Janis Joplin - I Got Dem Ol' Kozmic Blues Again Mama
http://blogcritics.org/music/article/music-review-janis-joplin-i-got/
Author: David Bowling
Jun 12, 2010
The Monterey Pop festival made the world take notice. Cheap Thrills
made Janis Joplin a star, and Woodstock made her a mega star. She
released I Got Dem Ol' Kozmic Blues Again Mama during September of
1969 and one platinum award album for sales later she stood atop the
rock world.
Joplin's studio output was minimal, so it is difficult to place this
album in context since it is unknown what musical paths she would
have traveled had she lived. Kozmic Blues does show that her musical
vision was expanding beyond the sound of her former group, Big
Brother and The Holding Company. Brass was added to a number of
tracks as she explored rock, blues, and soul. Through it all her
unique, tortured, and powerful voice provided the foundation for her
music and appeal.
She attracted a stellar cast of musicians to support her solo debut.
They included guitarists Sam Andrew and Mike Bloomfield, bassist Brad
Campbell, keyboardists Richard Kermode and Gabriel Mekler, drummers
Maury Baker and Lonnie Castille, and a brass section consisting of
Terry Clements, Cornelius Flowers, and Luis Gasca.
The album blasts out of the gate with "Try (Just A Little Harder)" as
it shows she is just fine on her own. She moves on to one of the most
inspired song choices of her career. On "Maybe," which was a big
doo-wop hit for the Chantels during the late fifties, Janis gives a
smooth performance that showed a new maturity.
The album is solid from beginning to end. Barry and Robin Gibb
originally wrote "To Love Somebody" as a soul song. Their own hit
version was light rock but Joplin's interpretation was anything but.

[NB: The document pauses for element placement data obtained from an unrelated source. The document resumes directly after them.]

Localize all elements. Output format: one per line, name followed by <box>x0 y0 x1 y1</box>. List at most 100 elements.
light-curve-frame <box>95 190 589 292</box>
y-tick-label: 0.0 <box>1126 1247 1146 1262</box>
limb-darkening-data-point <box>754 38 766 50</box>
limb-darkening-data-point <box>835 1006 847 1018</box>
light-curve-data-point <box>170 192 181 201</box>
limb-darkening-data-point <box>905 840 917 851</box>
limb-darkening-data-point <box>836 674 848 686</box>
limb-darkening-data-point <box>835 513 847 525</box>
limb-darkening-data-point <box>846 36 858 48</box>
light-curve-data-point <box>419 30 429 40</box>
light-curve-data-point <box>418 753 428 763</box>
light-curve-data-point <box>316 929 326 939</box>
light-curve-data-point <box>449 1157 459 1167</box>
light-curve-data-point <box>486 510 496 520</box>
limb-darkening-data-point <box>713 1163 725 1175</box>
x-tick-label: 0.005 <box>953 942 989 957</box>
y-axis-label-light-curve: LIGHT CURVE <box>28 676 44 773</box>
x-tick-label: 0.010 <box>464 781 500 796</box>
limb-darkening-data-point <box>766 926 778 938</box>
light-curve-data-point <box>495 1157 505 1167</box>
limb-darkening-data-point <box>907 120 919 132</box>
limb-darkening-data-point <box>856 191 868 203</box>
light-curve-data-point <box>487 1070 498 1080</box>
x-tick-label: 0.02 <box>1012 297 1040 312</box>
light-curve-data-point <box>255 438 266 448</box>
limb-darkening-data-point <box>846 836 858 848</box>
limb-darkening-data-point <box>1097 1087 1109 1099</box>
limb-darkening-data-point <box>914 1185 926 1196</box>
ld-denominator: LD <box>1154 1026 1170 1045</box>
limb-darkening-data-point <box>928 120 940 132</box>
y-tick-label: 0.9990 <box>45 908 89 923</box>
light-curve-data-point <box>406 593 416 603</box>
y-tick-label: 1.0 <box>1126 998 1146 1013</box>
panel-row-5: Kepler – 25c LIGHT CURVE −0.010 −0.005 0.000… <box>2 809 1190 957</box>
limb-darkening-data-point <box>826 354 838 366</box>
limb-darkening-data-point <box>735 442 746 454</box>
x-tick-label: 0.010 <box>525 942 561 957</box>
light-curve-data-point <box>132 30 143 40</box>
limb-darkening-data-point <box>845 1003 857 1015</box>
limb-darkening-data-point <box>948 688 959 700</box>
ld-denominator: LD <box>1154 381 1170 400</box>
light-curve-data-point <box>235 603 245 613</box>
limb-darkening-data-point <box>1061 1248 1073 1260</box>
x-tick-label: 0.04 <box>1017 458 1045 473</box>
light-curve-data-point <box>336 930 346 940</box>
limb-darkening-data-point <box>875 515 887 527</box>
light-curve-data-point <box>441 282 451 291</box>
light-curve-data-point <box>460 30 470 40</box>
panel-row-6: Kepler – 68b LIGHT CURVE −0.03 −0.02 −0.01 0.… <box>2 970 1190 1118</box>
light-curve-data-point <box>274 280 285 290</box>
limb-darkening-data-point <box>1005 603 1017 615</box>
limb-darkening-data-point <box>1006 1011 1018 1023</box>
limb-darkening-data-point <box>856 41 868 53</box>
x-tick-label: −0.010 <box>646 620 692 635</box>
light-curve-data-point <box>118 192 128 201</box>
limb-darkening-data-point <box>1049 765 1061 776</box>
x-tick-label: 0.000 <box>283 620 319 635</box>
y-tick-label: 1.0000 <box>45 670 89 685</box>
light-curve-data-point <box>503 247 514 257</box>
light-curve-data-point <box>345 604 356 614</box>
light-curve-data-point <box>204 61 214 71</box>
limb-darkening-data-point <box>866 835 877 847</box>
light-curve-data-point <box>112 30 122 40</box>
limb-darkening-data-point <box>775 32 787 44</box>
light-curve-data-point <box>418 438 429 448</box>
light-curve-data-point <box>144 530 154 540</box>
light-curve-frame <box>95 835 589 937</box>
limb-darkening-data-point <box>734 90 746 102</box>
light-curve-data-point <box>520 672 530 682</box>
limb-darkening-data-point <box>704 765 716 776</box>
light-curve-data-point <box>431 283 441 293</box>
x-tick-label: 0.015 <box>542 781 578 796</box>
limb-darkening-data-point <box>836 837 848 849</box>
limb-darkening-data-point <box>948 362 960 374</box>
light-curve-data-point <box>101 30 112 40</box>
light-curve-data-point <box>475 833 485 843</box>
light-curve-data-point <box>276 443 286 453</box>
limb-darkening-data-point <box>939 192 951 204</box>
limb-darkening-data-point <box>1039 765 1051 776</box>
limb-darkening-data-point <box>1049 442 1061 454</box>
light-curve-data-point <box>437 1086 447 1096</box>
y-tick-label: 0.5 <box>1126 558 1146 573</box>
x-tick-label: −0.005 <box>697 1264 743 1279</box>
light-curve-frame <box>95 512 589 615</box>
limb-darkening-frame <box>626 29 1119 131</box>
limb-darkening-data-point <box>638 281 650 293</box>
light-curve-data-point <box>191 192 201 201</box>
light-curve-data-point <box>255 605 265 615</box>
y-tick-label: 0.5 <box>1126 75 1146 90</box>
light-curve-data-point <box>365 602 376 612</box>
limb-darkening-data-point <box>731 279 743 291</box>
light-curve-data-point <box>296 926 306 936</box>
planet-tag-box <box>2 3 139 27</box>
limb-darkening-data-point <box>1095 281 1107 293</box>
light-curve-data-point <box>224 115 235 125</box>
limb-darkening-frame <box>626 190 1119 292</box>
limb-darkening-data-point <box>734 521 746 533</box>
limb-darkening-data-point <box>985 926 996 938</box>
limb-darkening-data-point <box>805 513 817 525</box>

Her vocal captures the original intent as she turns it into a soulful
tour de force. She reached back to 1935 for the Lorenz Hart and
Richard Rodgers tune "Little Girl Blue." Rodgers was still alive when
this album was released and I have always wondered what he thought
about his old Broadway show stopper being turned into a great blues
song. "Work Me Lord," at close to seven minutes, is a song she works
until you think it can't go on and then it does. It leaves you
drained just listening to it.
I Got Dem Ol' Kozmic Blues Again Mama is a strong musical statement
by Janis Joplin which has withstood the test of time. It remains a
key ingredient in the career of one of the first legendary female rockers.